It also imposes requirements for suppliers to be authorized to supply their products. Large food business operators must be certified under schemes such as BRC, IFS or FSSC 22000. Medium-sized suppliers certified under Comeos Food for small and medium-sized enterprises, and small artisanal producers need only be registered or approved by AFSCA.
The retailer insisted the validated SCS is insufficient for the suppliers because it is a national system unlike other standards which are internationally recognized. However, combination of SCS and ISO 22000 worked “very well.”
At the time of the mission, there were 34 guides approved by AFSCA for agro-supply, agriculture, processing, retail and transport.

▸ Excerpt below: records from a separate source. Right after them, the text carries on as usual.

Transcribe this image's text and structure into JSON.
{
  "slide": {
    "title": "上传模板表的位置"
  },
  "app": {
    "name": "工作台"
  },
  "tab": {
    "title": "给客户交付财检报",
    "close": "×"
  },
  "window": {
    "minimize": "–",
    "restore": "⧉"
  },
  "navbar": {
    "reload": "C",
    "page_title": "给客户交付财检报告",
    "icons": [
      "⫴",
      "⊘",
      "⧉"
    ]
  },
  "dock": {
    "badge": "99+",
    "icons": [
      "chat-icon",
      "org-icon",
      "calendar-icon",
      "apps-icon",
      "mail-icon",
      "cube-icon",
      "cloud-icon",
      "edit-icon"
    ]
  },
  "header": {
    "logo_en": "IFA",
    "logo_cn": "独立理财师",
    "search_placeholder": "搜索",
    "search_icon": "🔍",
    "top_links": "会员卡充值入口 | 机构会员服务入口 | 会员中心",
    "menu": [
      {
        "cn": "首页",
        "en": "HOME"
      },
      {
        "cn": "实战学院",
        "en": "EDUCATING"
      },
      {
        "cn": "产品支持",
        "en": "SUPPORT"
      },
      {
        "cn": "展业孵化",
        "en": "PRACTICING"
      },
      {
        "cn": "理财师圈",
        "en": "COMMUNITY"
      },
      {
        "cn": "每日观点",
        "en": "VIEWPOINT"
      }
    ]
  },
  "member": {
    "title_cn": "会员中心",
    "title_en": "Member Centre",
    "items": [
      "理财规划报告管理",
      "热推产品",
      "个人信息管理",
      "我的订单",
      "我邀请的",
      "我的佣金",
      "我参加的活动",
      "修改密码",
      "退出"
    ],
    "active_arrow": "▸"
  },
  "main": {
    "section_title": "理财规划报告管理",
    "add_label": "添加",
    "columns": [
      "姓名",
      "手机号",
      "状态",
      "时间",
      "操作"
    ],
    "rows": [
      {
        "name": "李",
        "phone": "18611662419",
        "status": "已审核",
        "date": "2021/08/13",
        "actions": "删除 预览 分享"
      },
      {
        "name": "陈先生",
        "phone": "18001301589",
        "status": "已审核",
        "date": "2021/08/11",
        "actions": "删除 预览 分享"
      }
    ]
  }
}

There were 14 certifying bodies approved for validation of food business operators’ SCSs.
Reduction in controls and cost
AFSCA gives incentives to food business operators in reduced frequency of official controls and the levy charged, to encourage them to develop and implement validated food safety management systems based on the national guides.
According to data from the end of 2016, there were 22,753 food business operators with a fully validated SCS, entitling them to a reduction of 75 percent of the annual levy payable to AFSCA and reduction of up to 50 percent in the frequency of inspections, depending on their activities.
The levy depends on the sector activity and the size of the operation. The amount saved by food business operators, if they have a fully validated SCS, ranges from a few Euros to more than €10,000 ($11,400).
A cooperation between AFSCA and Belgapom in relation to sectoral sampling for potatoes provides the agency with additional laboratory results for this sector, allowing better risk analysis for planning and better focusing of resources and official sampling efforts.
The UK mission found synergies between third-party certification schemes and official controls have been in place for many years. The Food Standards Agency recognizes membership and certification for certain schemes to reduce the frequency of official controls. The agency is also working on the “Regulating Our Future” program to redesign the way official controls are delivered.
Germany has a high rate of membership to private sector food safety standard schemes, but there are no synergies between these and official controls. Inspectors had reservations on whether controls by the private sector are unbiased and can contribute to synergies with official controls.
“In particular, the fact that there is a financial relationship between FBOs (food business operators) and certification bodies and that audits for schemes are mainly announced, with advance notice can negatively affect the reliability of information and void the effect of other measures which have been put in place aimed at ensuring reliability,” according to the report.